Lind writes: "Lesser politicians merely exaggerate or spread fear about what the opposing party would do if they took power in Congress. President Donald Trump is inventing specific pieces of legislation."
Donald Trump speaks to supporters at a rally. (photo: Chip Somodevilla/Getty Images)
09 October 18
A snowball of cascading exaggerations.
esser politicians merely exaggerate or spread fear about what the opposing party would do if they took power in Congress. President Donald Trump is inventing specific pieces of legislation.
Trump’s now rallying supporters by warning them that if Democrats take back the Senate, they’ll pass a bill written by Sen. Dianne Feinstein (D-CA) called the “Open Borders Bill.”
No such bill actually exists.
Here’s what Trump told a rally audience in Topeka, Kansas, on Saturday:
Today’s Democrats have embraced radical socialism and open borders. If you don’t have borders, you don’t have a country, folks, you don’t have a country. Every single Democrat in the US Senate has signed up for the Open Borders — and it’s a bill! It’s called the Open Borders Bill! What’s going on? And it’s written by — guess who — Dianne Feinstein.
Here is the part of Trump’s riff about Democrats that is correct: There is, in fact, a bill that Feinstein has written that every Democrat in the Senate has signed on to.
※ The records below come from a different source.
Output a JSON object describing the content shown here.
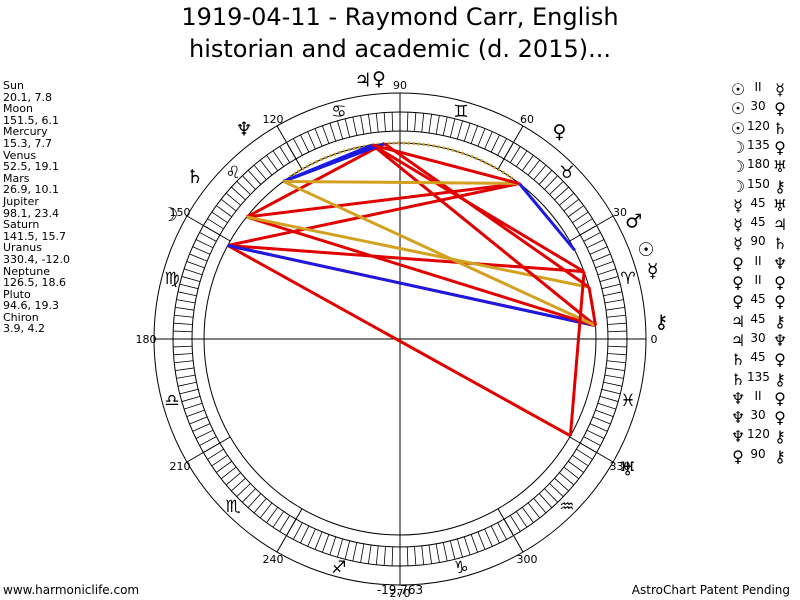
{
  "header": {
    "title_line1": "1919-04-11 - Raymond Carr, English",
    "title_line2": "historian and academic (d. 2015)..."
  },
  "positions": [
    {
      "name": "Sun",
      "value": "20.1, 7.8"
    },
    {
      "name": "Moon",
      "value": "151.5, 6.1"
    },
    {
      "name": "Mercury",
      "value": "15.3, 7.7"
    },
    {
      "name": "Venus",
      "value": "52.5, 19.1"
    },
    {
      "name": "Mars",
      "value": "26.9, 10.1"
    },
    {
      "name": "Jupiter",
      "value": "98.1, 23.4"
    },
    {
      "name": "Saturn",
      "value": "141.5, 15.7"
    },
    {
      "name": "Uranus",
      "value": "330.4, -12.0"
    },
    {
      "name": "Neptune",
      "value": "126.5, 18.6"
    },
    {
      "name": "Pluto",
      "value": "94.6, 19.3"
    },
    {
      "name": "Chiron",
      "value": "3.9, 4.2"
    }
  ],
  "aspects": [
    {
      "p1": "☉",
      "label": "II",
      "p2": "☿"
    },
    {
      "p1": "☉",
      "label": "30",
      "p2": "♀"
    },
    {
      "p1": "☉",
      "label": "120",
      "p2": "♄"
    },
    {
      "p1": "☽",
      "label": "135",
      "p2": "♀"
    },
    {
      "p1": "☽",
      "label": "180",
      "p2": "♅"
    },
    {
      "p1": "☽",
      "label": "150",
      "p2": "⚷"
    },
    {
      "p1": "☿",
      "label": "45",
      "p2": "♅"
    },
    {
      "p1": "☿",
      "label": "45",
      "p2": "♃"
    },
    {
      "p1": "☿",
      "label": "90",
      "p2": "♄"
    },
    {
      "p1": "♀",
      "label": "II",
      "p2": "♆"
    },
    {
      "p1": "♀",
      "label": "II",
      "p2": "♀"
    },
    {
      "p1": "♀",
      "label": "45",
      "p2": "♀"
    },
    {
      "p1": "♃",
      "label": "45",
      "p2": "⚷"
    },
    {
      "p1": "♃",
      "label": "30",
      "p2": "♆"
    },
    {
      "p1": "♄",
      "label": "45",
      "p2": "♀"
    },
    {
      "p1": "♄",
      "label": "135",
      "p2": "⚷"
    },
    {
      "p1": "♆",
      "label": "II",
      "p2": "♀"
    },
    {
      "p1": "♆",
      "label": "30",
      "p2": "♀"
    },
    {
      "p1": "♆",
      "label": "120",
      "p2": "⚷"
    },
    {
      "p1": "♀",
      "label": "90",
      "p2": "⚷"
    }
  ],
  "wheel": {
    "degree_labels": [
      "0",
      "30",
      "60",
      "90",
      "120",
      "150",
      "180",
      "210",
      "240",
      "270",
      "300",
      "330"
    ],
    "signs": [
      {
        "glyph": "♈",
        "lon": 15
      },
      {
        "glyph": "♉",
        "lon": 45
      },
      {
        "glyph": "♊",
        "lon": 75
      },
      {
        "glyph": "♋",
        "lon": 105
      },
      {
        "glyph": "♌",
        "lon": 135
      },
      {
        "glyph": "♍",
        "lon": 165
      },
      {
        "glyph": "♎",
        "lon": 195
      },
      {
        "glyph": "♏",
        "lon": 225
      },
      {
        "glyph": "♐",
        "lon": 255
      },
      {
        "glyph": "♑",
        "lon": 285
      },
      {
        "glyph": "♒",
        "lon": 315
      },
      {
        "glyph": "♓",
        "lon": 345
      }
    ],
    "planets": [
      {
        "id": "sun",
        "glyph": "☉",
        "lon": 20.1
      },
      {
        "id": "moon",
        "glyph": "☽",
        "lon": 151.5
      },
      {
        "id": "mercury",
        "glyph": "☿",
        "lon": 15.3
      },
      {
        "id": "venus",
        "glyph": "♀",
        "lon": 52.5
      },
      {
        "id": "mars",
        "glyph": "♂",
        "lon": 26.9
      },
      {
        "id": "jupiter",
        "glyph": "♃",
        "lon": 98.1
      },
      {
        "id": "saturn",
        "glyph": "♄",
        "lon": 141.5
      },
      {
        "id": "uranus",
        "glyph": "♅",
        "lon": 330.4
      },
      {
        "id": "neptune",
        "glyph": "♆",
        "lon": 126.5
      },
      {
        "id": "pluto",
        "glyph": "♀",
        "lon": 94.6
      },
      {
        "id": "chiron",
        "glyph": "⚷",
        "lon": 3.9
      }
    ],
    "aspect_lines": [
      {
        "a": 151.5,
        "b": 3.9,
        "color": "#e00000"
      },
      {
        "a": 151.5,
        "b": 330.4,
        "color": "#e00000"
      },
      {
        "a": 151.5,
        "b": 52.5,
        "color": "#e00000"
      },
      {
        "a": 151.5,
        "b": 20.1,
        "color": "#e00000"
      },
      {
        "a": 151.5,
        "b": 3.9,
        "color": "#1a1ae0"
      },
      {
        "a": 141.5,
        "b": 52.5,
        "color": "#e00000"
      },
      {
        "a": 141.5,
        "b": 94.6,
        "color": "#e00000"
      },
      {
        "a": 141.5,
        "b": 3.9,
        "color": "#e00000"
      },
      {
        "a": 141.5,
        "b": 15.3,
        "color": "#d4a020"
      },
      {
        "a": 98.1,
        "b": 20.1,
        "color": "#e00000"
      },
      {
        "a": 98.1,
        "b": 3.9,
        "color": "#e00000"
      },
      {
        "a": 94.6,
        "b": 15.3,
        "color": "#e00000"
      },
      {
        "a": 94.6,
        "b": 126.5,
        "color": "#1a1ae0"
      },
      {
        "a": 98.1,
        "b": 126.5,
        "color": "#1a1ae0"
      },
      {
        "a": 52.5,
        "b": 26.9,
        "color": "#1a1ae0"
      },
      {
        "a": 126.5,
        "b": 3.9,
        "color": "#d4a020"
      },
      {
        "a": 126.5,
        "b": 52.5,
        "color": "#d4a020"
      },
      {
        "a": 20.1,
        "b": 330.4,
        "color": "#e00000"
      },
      {
        "a": 98.1,
        "b": 52.5,
        "color": "#e00000"
      },
      {
        "a": 15.3,
        "b": 3.9,
        "color": "#e00000"
      }
    ]
  },
  "footer": {
    "website": "www.harmoniclife.com",
    "value": "-19,763",
    "patent": "AstroChart Patent Pending"
  }
}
It is, of course, not called the Open Borders Bill, because it’s not actually about opening the borders at all. It’s called the Keep Families Together Act; it was written in June, during the height of the family separation crisis at the US-Mexico border, to stop the administration’s “zero tolerance” policy of criminally prosecuting parents who crossed into the US illegally and sending their children into the care of the Department of Health and Human Services.
Feinstein’s bill — probably by mistake — would have prevented parents from being arrested for serious crimes by the FBI, not just from getting separated at the border. But the good-faith critiques of the bill snowballed into an assertion on the right that Democrats were going to open the borders — and, furthermore, that that was the point.
How the Keep Families Together Act became the Open Borders Bill
On June 7, Feinstein introduced the Keep Families Together Act. Within days, it had been co-sponsored by every Democrat in the US Senate. The bill went nowhere — Sen. Chuck Grassley (R-IA) made no effort to move it through the Senate Judiciary Committee — and it existed mostly as a foil for Republican proposals to end family separation by allowing the government to keep families in immigration detention indefinitely.
The point of Feinstein’s bill was to end “zero tolerance” by prohibiting agents from separating parents from children, except in cases of abuse or endangerment.
As written, though, it didn’t apply just to Border Patrol officers’ apprehension of families or to the prosecution of parents for misdemeanor immigration violations. Under the bill, no agent of the Department of Homeland Security, the Department of Health and Human Services, or the Department of Justice would be able to separate a parent from children anywhere within 100 miles of a US border.
In other words, as Gabriel Malor pointed out in an article for the Federalist, “The proposed law would apply with equal force to, say, FBI agents (part of DOJ), Secret Service agents (part of DHS), and Centers for Disease Control officers (part of HHS) in the exercise of their everyday duties.”
That includes arresting people for serious crimes, since adults can’t be taken into criminal custody with their children. (This was the whole reason “zero tolerance” led to family separation to begin with). And the 100-mile zone legally defined as the “border” encompasses nearly two-thirds of the US population.
It’s impossible to recognize an accurate critique — that Democrats had (probably accidentally) written a bill that would protect parents from federal arrest in much of the US — in Trump’s attacks on the “Open Borders Bill.” But there was a seed of truth inside a snowballing exaggeration about what the bill would do, and what Democrats’ intention was in drafting it. Here’s a timeline of that evolution:
From there, Trump’s only innovation was to lie about the name of the bill. In doing so, of course, he cemented both the idea that Feinstein’s bill would actually “open the borders” (i.e., prevent apprehension of any unauthorized immigrant entering the US) and the idea that this was intentional.
It fits ever so neatly into Trump’s closing electoral argument, that he and Republicans are the only thing standing between America and mob rule. But thanks to the game of attack-ad telephone, Trump’s claims bear so little resemblance to reality that it almost feels academic to point out their distant ancestor in truth.